Is this the most optimal way to accomplish this? I have a uint64_t version as well:

uint64_t both = ((uint64_t)ReverseBits(left) << 32) | (uint64_t)ReverseBits(right);

data[0] = (both >> 24 & 0xff);
data[1] = (both >> 16) & 0xff;
data[2] = (both >> 8) & 0xff;
data[3] = both & 0xff; 
data[4] = (both >> 56);
data[5] = (both >> 48) & 0xff;
data[6] = (both >> 40) & 0xff;
data[7] = (both >> 32) & 0xff;

I tested what would happen if I completely skipped this assignment (the ReverseBits function is still done), and the code runs at ~6.5 million runs per second. In addition, this speed hit happens if I only do just one as well, leveling out at 1.2 million even without touching the other 7 assignments.

I'd hate to think that this operation takes a massive 80% speed hit due to this work and can't be made any faster.

This is on Windows Visual Studio 2015 (though I try to keep the source as portable to macOS and Linux as possible).

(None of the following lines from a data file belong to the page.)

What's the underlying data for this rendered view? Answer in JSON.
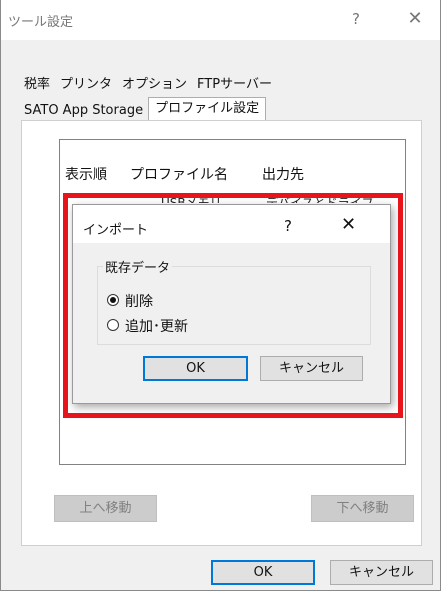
{
  "window": {
    "title": "ツール設定",
    "help_glyph": "?",
    "close_glyph": "✕"
  },
  "tabs_row1": [
    "税率",
    "プリンタ",
    "オプション",
    "FTPサーバー"
  ],
  "tabs_row2": [
    "SATO App Storage",
    "プロファイル設定"
  ],
  "active_tab": "プロファイル設定",
  "profile_list": {
    "columns": [
      "表示順",
      "プロファイル名",
      "出力先"
    ],
    "rows": [
      {
        "profile_name": "USBメモリ",
        "destination": "デバイスとドライブ"
      }
    ]
  },
  "buttons": {
    "move_up": "上へ移動",
    "move_down": "下へ移動",
    "ok": "OK",
    "cancel": "キャンセル"
  },
  "import_dialog": {
    "title": "インポート",
    "help_glyph": "?",
    "close_glyph": "✕",
    "group_label": "既存データ",
    "options": [
      {
        "label": "削除",
        "checked": true
      },
      {
        "label": "追加･更新",
        "checked": false
      }
    ],
    "ok": "OK",
    "cancel": "キャンセル"
  },
  "colors": {
    "highlight_border": "#e8141c",
    "default_button_border": "#0078d7"
  }
}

Edit: The full base code is at Github. I am not the original author of the code, however I have forked it and maintain a password recovery solution using a modified for speed version. You can see my speed up successes in ReverseBits with various solutions and benched speeds.

These files are 20+ years old, and has successfully recovered files albeit at a low speed for years. See blog post.

Solution

You're certainly doing more work than you need to do. Note how function ReverseBits() goes to some effort to put the bytes of the reversed word in the correct order, and how the next thing that happens -- the part to which you are attributing the slowdown -- is to reorder those same bytes.

You could write and use a modified version of ReverseBits() that puts the bytes of the reversed representation directly into the correct places in the array, instead of packing them into integers just to unpack them again. That ought to be at least a bit faster, as you would be strictly removing operations.